March 13, 2013
Talk about wasted opportunities. To my mind, President Obama’s interview with ABC News certainly qualifies.
Good Morning America is the nation’s No. 1 morning show. It had nearly 6 million viewers as of late last month. Not a bad forum for making your best argument.
Instead, Obama and George Stephanopoulos, a former White House aide in the Clinton administration, talked almost entirely in the cerebral, inside-Washington policy and strategy terms befitting two cerebral, inside-Washington strategists and policy wonks. In other words, Obama talked to Stephanopoulos instead of his audience.
Analogies and connections and details were missing. The human impact was missing. Even talking points seemed to be missing. I’d also take issue with Obama’s downbeat assessment of whether a grand fiscal bargain is achievable. Don’t we need a little presidential optimism and encouragement at this point? Where’s that yes-we-can spirit?
And I haven’t even gotten to “my goal is not to chase a balanced budget just for the sake of balance” or “we don’t have an immediate crisis in terms of debt.” It’s not that those statements aren’t necessarily true or authentic. But there are so many other things Obama could have said instead.
For instance: We all want to balance the budget, but if we do it the way Paul Ryan suggests, it could cost us 2 million jobs in 2014.
Or: My goal is to balance the budget, but the deep cuts supported by Republicans like Paul Ryan would make it take longer to do that because so many people would lose their jobs and have to stop paying taxes.
Or: Paul Ryan and I both want to balance the budget, but I want to make sure we get there without people losing their jobs or health care.
Or: The Paul Ryan plan sounds good but we can see that deep spending cuts are making the economy worse in European countries like Greece, which has a 60 percent youth unemployment rate.
Or: The best way to get to a balanced budget is with gradual cuts, because that will allow the economy to keep growing and more people will have jobs and be able to keep paying taxes.

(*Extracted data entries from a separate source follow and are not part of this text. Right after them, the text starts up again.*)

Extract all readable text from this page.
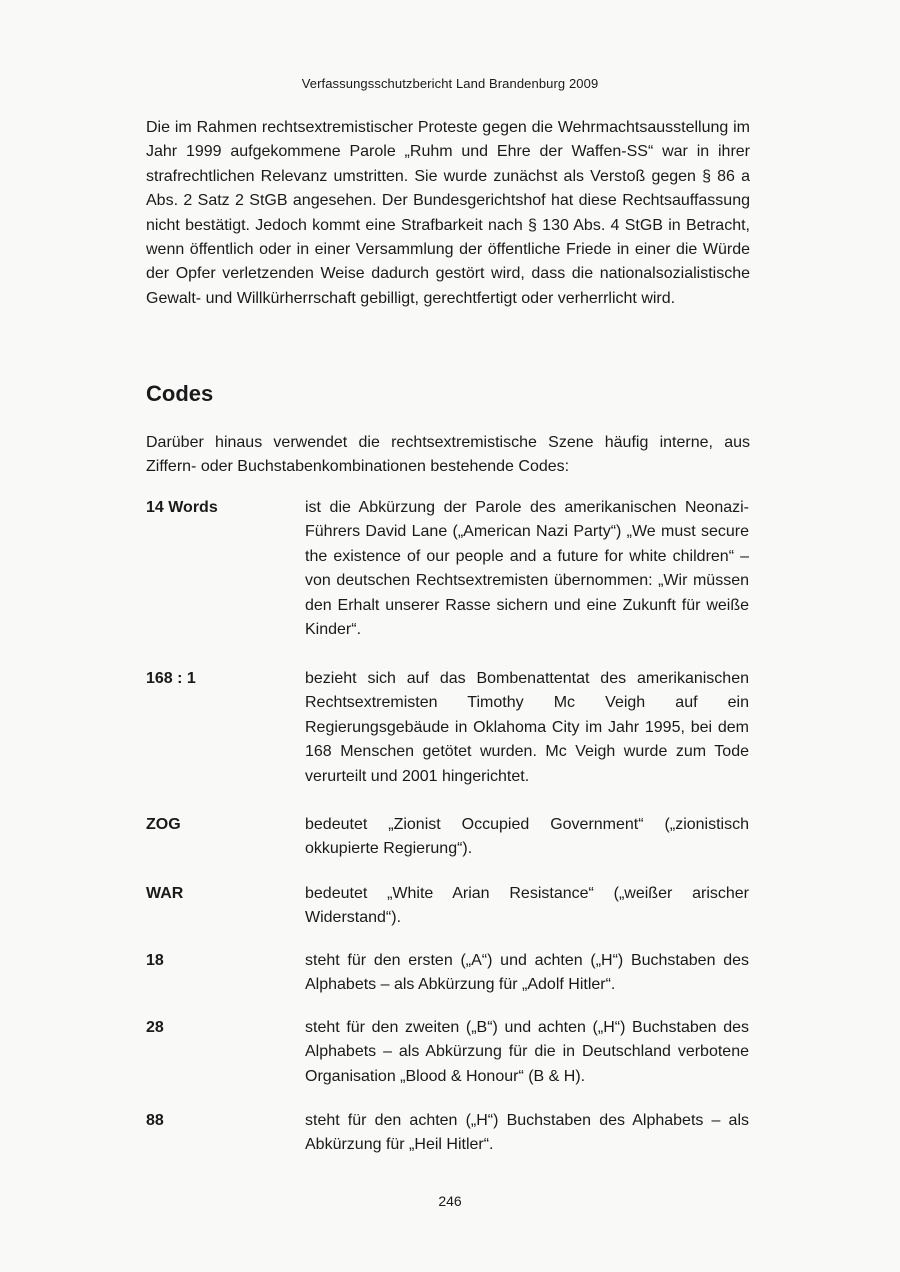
Verfassungsschutzbericht Land Brandenburg 2009

Die im Rahmen rechtsextremistischer Proteste gegen die Wehrmachtsausstellung im Jahr 1999 aufgekommene Parole „Ruhm und Ehre der Waffen-SS“ war in ihrer strafrechtlichen Relevanz umstritten. Sie wurde zunächst als Verstoß gegen § 86 a Abs. 2 Satz 2 StGB angesehen. Der Bundesgerichtshof hat diese Rechtsauffassung nicht bestätigt. Jedoch kommt eine Strafbarkeit nach § 130 Abs. 4 StGB in Betracht, wenn öffentlich oder in einer Versammlung der öffentliche Friede in einer die Würde der Opfer verletzenden Weise dadurch gestört wird, dass die nationalsozialistische Gewalt- und Willkürherrschaft gebilligt, gerechtfertigt oder verherrlicht wird.

Codes

Darüber hinaus verwendet die rechtsextremistische Szene häufig interne, aus Ziffern- oder Buchstabenkombinationen bestehende Codes:

14 Words	ist die Abkürzung der Parole des amerikanischen Neonazi-Führers David Lane („American Nazi Party“) „We must secure the existence of our people and a future for white children“ – von deutschen Rechtsextremisten übernommen: „Wir müssen den Erhalt unserer Rasse sichern und eine Zukunft für weiße Kinder“.
168 : 1	bezieht sich auf das Bombenattentat des amerikanischen Rechtsextremisten Timothy Mc Veigh auf ein Regierungsgebäude in Oklahoma City im Jahr 1995, bei dem 168 Menschen getötet wurden. Mc Veigh wurde zum Tode verurteilt und 2001 hingerichtet.
ZOG	bedeutet „Zionist Occupied Government“ („zionistisch okkupierte Regierung“).
WAR	bedeutet „White Arian Resistance“ („weißer arischer Widerstand“).
18	steht für den ersten („A“) und achten („H“) Buchstaben des Alphabets – als Abkürzung für „Adolf Hitler“.
28	steht für den zweiten („B“) und achten („H“) Buchstaben des Alphabets – als Abkürzung für die in Deutschland verbotene Organisation „Blood & Honour“ (B & H).
88	steht für den achten („H“) Buchstaben des Alphabets – als Abkürzung für „Heil Hitler“.
246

Obama actually did say something along those lines once during the interview. “My goal is how do we grow the economy, put people back to work, and if we do that we’re gonna be bringin’ in more revenue,” he said.
It would have been better if he had said “bringin’ in more taxes to help reduce the deficit.” It would have been even better if that had not come right after the part about how he’s not chasing a balanced budget—a self-contained sentence perfectly tailored to feed Republican assertions, and public perceptions, that Democrats are spendthrifts.
Hand it to the loyal opposition, never slackers when it comes to seizing the moment. “Dismissive” and “astonishing,” a spokesman for House Speaker John Boehner told ABC. Boehner weighed in Wednesday with a release headlined “President Obama Declares: No Debt Crisis, No Spending Problem, No Balanced Budget.” The Republican National Committee chimed in, as did National Review's Jim Geraghty. "When it comes to chasing a balanced budget, President Obama is not exactly Inspector Javert," Geraghty wrote.
Obama's balanced-budget sentence recalls “you didn’t build that” in its richness as a gift to the GOP. The “build that” sentence — so beloved by conservatives that it was the theme of an entire night at the Republican convention — was more a matter of careless diction on the campaign trail as Obama made an often stated point that businesses depend on government services such as roads and schools. The president’s budget statement may not have been a misstatement, but polls show why it was a mistake.
In an NBC/Wall Street Journal poll last month, Republicans bested Democrats in only three issue areas: reducing the federal deficit, controlling government spending, and ensuring a strong national defense. A Bloomberg poll last month had 35 percent approving of how Obama was handling the deficit, versus 55 percent who approved of Republicans. In a Quinnipiac poll last month, 39 percent trusted Obama more to cut federal spending and 48 percent trusted Republicans more.
Obama’s shortcomings as a communicator are not new (where is the secretary of explaining stuff when you need him?) and this incident will pass. But in the fifth year of his presidency, Obama could still use a media coach, or at least someone to make sure he stops taking opportunities to miss opportunities.